La réécriture des collectes, déjà évoquée, est un très bon exemple de cette unité dans la célébration, avec le souci d’une plus grande cohérence avec les lectures proclamées. Je n'y reviens pas.
Il est évident, pour moi, que le Missel provisoire de 1965 (contrairement à vous, je ne pense pas que les modifications soient très importantes) ne pouvait répondre suffisamment à ces préoccupations majeures, encore une fois, partagées par toute l’Eglise.

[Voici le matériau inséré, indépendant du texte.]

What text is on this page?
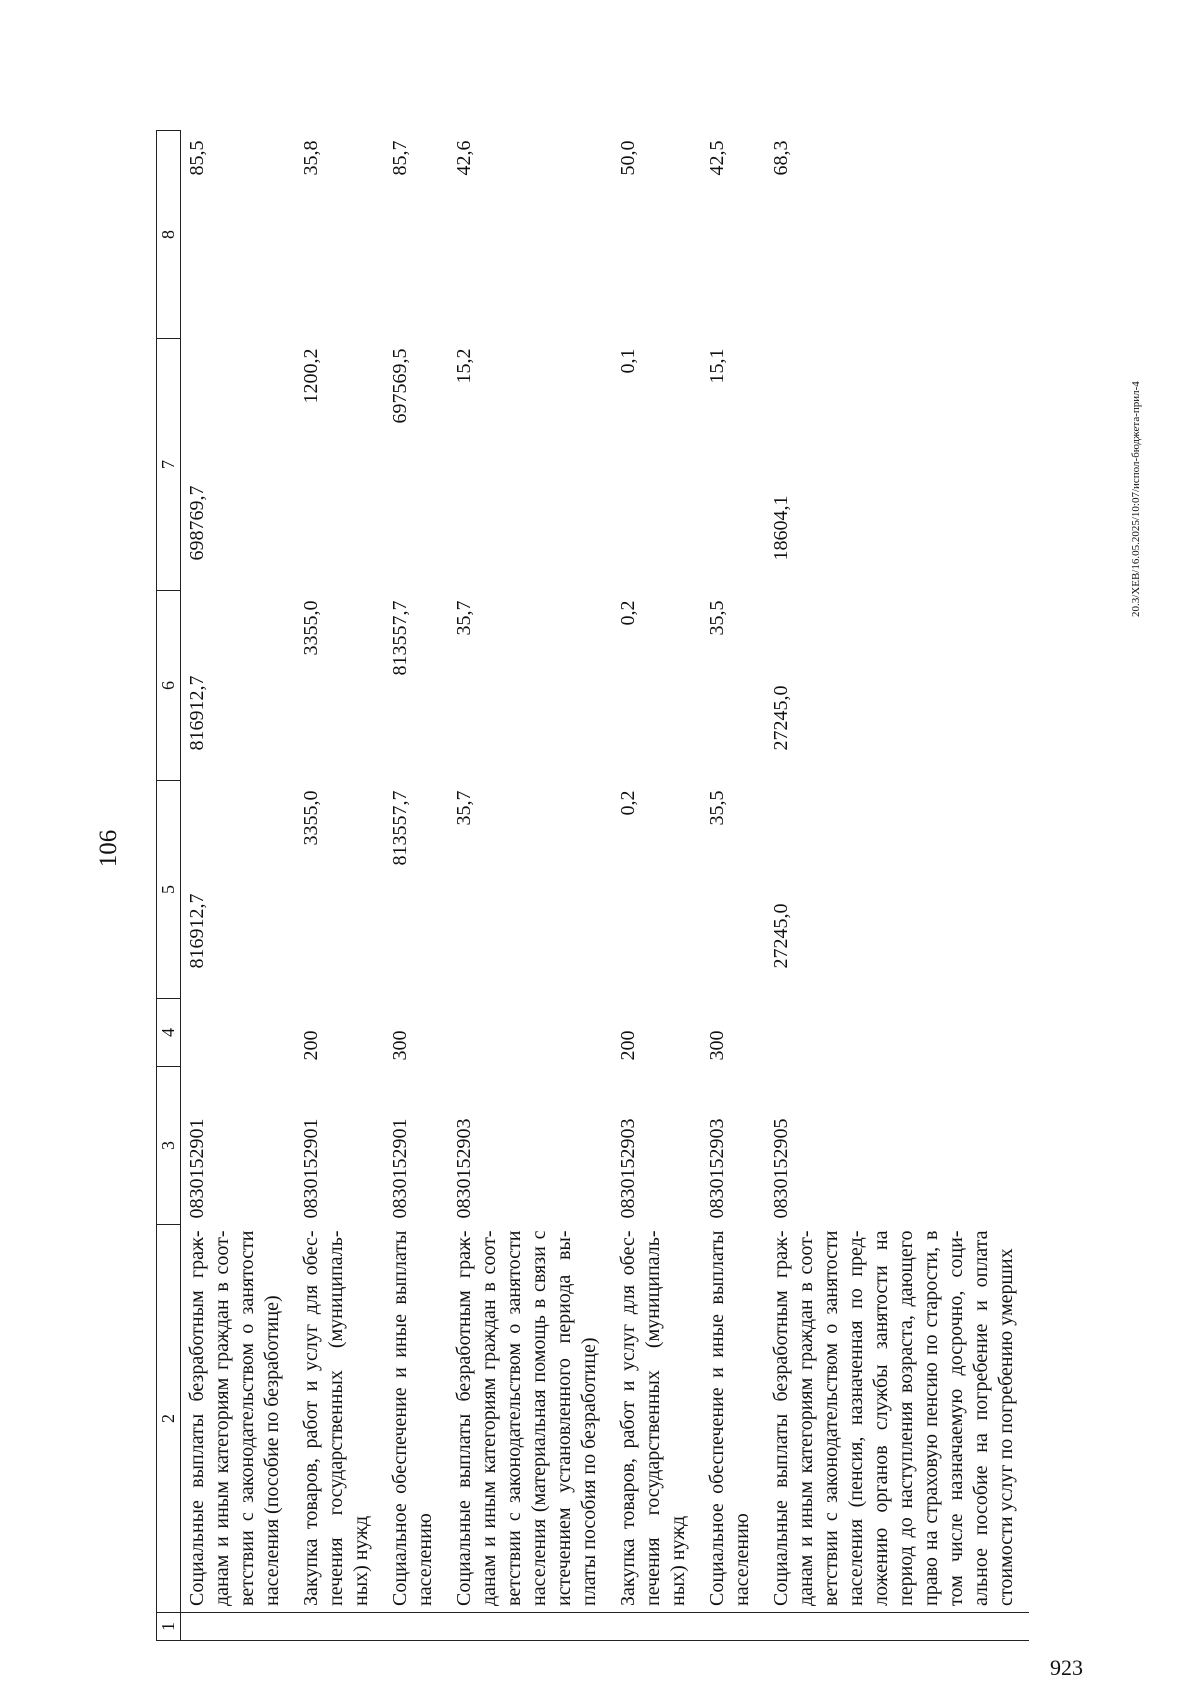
106
1	2	3	4	5	6	7	8
	Социальные выплаты безработным граж-данам и иным категориям граждан в соот-ветствии с законодательством о занятости населения (пособие по безработице)	0830152901		816912,7	816912,7	698769,7	85,5
	Закупка товаров, работ и услуг для обес-печения государственных (муниципаль-ных) нужд	0830152901	200	3355,0	3355,0	1200,2	35,8
	Социальное обеспечение и иные выплаты населению	0830152901	300	813557,7	813557,7	697569,5	85,7
	Социальные выплаты безработным граж-данам и иным категориям граждан в соот-ветствии с законодательством о занятости населения (материальная помощь в связи с истечением установленного периода вы-платы пособия по безработице)	0830152903		35,7	35,7	15,2	42,6
	Закупка товаров, работ и услуг для обес-печения государственных (муниципаль-ных) нужд	0830152903	200	0,2	0,2	0,1	50,0
	Социальное обеспечение и иные выплаты населению	0830152903	300	35,5	35,5	15,1	42,5
	Социальные выплаты безработным граж-данам и иным категориям граждан в соот-ветствии с законодательством о занятости населения (пенсия, назначенная по пред-ложению органов службы занятости на период до наступления возраста, дающего право на страховую пенсию по старости, в том числе назначаемую досрочно, соци-альное пособие на погребение и оплата стоимости услуг по погребению умерших	0830152905		27245,0	27245,0	18604,1	68,3
20.3/XEB/16.05.2025/10:07/испол-бюджета-прил-4
923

Je ne décide pas ce que vous avez ou non le droit de revendiquer. Je précise que vous n’avez pas le même (relisez-moi) droit de questionner la décision (universelle) de remplacer un missel en vigueur que celui de questionner la qualité des formulaires de remplacement. Dans un cas, la décision est définitive, dans l’autre des éléments peuvent être réformables.
Sur la question de l’archéologisme : je connais bien le dominicain dont la vidéo a été récemment partagée ici, pour avoir fréquenté avec lui les bancs de l’ISL et évoqué avec lui ces mêmes sujets. Vous déformez gravement son propos en affirmant qu’il a reconnu l’archéologisme de la conception de la nouvelle liturgie, alors que justement il critique le BEC de prétendre à cet archéologisme, archéologisme qu’il considère bien comme un risque, dans lequel justement la réforme n’est pas tombé. Il explique, en revanche, que contrairement à St Pie V, qui avait à sa disposition essentiellement des sources médiévales, les réformateurs du Consilium disposaient de sources patristiques bien plus étendues et que leur travail était un ressourcement et non de l’archéologisme.